Ce tableau de l'hémisphère boréal apporte, en plus d'une terminologie, des renseignements sur la zonation et le degré de sévérité. On peut voir les choses de plusieurs façons :

Plus d'un milliard de personnes de l'hémisphère sont touchées au moins par une courte saison froide, ce qui représente de 15 à 20 % de tous les terriens. Si la majorité des hivernants précédents vivent dans l'hivernie douce des pays tempérés chauds et dans les franges subtropicales, 40 % du milliard d'individus passent néanmoins l'hiver dans la zone de l'hivernie principale (où le froid se manifeste durant trois à cinq mois).

On peut aussi jumeler le nombre d'habitants avec leur degré d'hiver, en d'autres termes, évaluer l'écoumène de froidure. La démarche fournit un outil d'évaluation du total des résidents pour tel ou tel niveau d'hivernité; ici, le trait discriminant est simplement exprimé par le nombre de mois froids dans l'année (indice hivernité). Vu ainsi, à l'échelle de l'intensité de l'hiver, c'est 80 % des valeurs issues de cette combinaison qui se logent dans la zone principale. De nouveau, celle-ci apparaît donc située entre le monde circumnordique peu peuplé et les aires populeuses à faible, voire nulle, hivernité. Plus spécifiquement, les pays tempérés froids (t.fr., au tableau) ont un hiver moins rigoureux que l'hiver sévère des hautes latitudes (polaire, arctique, subarctique), mais plus sérieux que l'hiver léger des basses latitudes (pays tempérés chauds ou t.ch., franges subtropicales ou f. subtr.).

On peut considérer capitales les données de 40 % et 80 % car elles démontrent l'importance de la zone médiane en tant qu'aire de départ et aire d'arrivée touristique.


L'hiver se présente comme une saison, un espace, ainsi qu'une émotion. Les exigences de la nordicité mentale et d'une autochtonie raisonnable influencent l'organisation du tourisme des pays froids. Les « Premières Nations » sont plus que des objets5. On ne visite pas une Réserve comme on admire une chute d'eau. Les actes les plus difficiles sont ceux qui se situent à l'interface immédiate des Autochtones et des non-Autochtones. Les relations se font suivant des codes qui ne sont pas exclusivement ceux de visiteurs souvent maladroits.
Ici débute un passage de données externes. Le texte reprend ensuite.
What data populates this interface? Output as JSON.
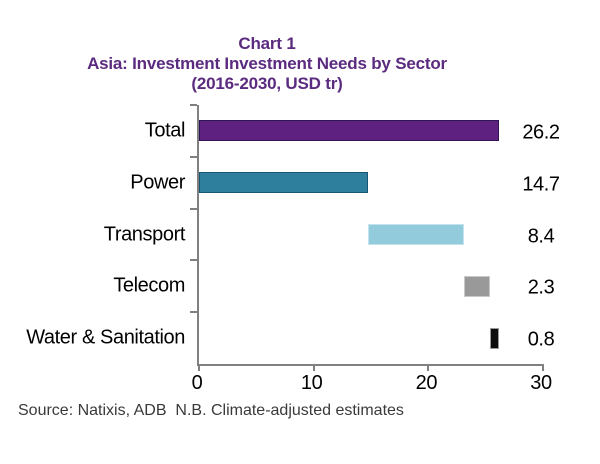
{
  "colors": {
    "title_purple": "#5B2B80",
    "axis_gray": "#808080",
    "text_black": "#000000",
    "source_gray": "#3A3A3A"
  },
  "chart_data": {
    "type": "bar",
    "orientation": "horizontal",
    "style": "waterfall",
    "title": "Chart 1",
    "subtitle": "Asia: Investment Investment Needs by Sector",
    "unit_note": "(2016-2030, USD tr)",
    "categories": [
      "Total",
      "Power",
      "Transport",
      "Telecom",
      "Water & Sanitation"
    ],
    "values": [
      26.2,
      14.7,
      8.4,
      2.3,
      0.8
    ],
    "bar_starts": [
      0,
      0,
      14.7,
      23.1,
      25.4
    ],
    "value_labels": [
      "26.2",
      "14.7",
      "8.4",
      "2.3",
      "0.8"
    ],
    "bar_colors": [
      "#5E2180",
      "#2E7E9D",
      "#92CBDC",
      "#999999",
      "#0D0D0D"
    ],
    "bar_border_colors": [
      "#2F1556",
      "#165672",
      "#C3E4EE",
      "#C9C9C9",
      "#9A9A9A"
    ],
    "xlim": [
      0,
      30
    ],
    "x_ticks": [
      "0",
      "10",
      "20",
      "30"
    ],
    "grid": false,
    "legend": false,
    "value_label_position": "right-column",
    "source_note": "Source: Natixis, ADB  N.B. Climate-adjusted estimates"
  }
}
L'autochtonie offre au touriste préparé et attentif plus qu'un dépaysement courant; elle lui laisse voir d'autres façons de vivre, c'est-à-dire autant de visions originales de l'âme.

Dans la majorité des pays froids, l'industrie touristique nordique demeure sous-développée. Tous les lieux froids intéressants sont loins d'avoir été identifiés et, surtout, d'être parcourus d'une façon régulière. Aussi, la plupart des itinéraires du Monde nordique et de sa bordure demeurent-ils virtuels.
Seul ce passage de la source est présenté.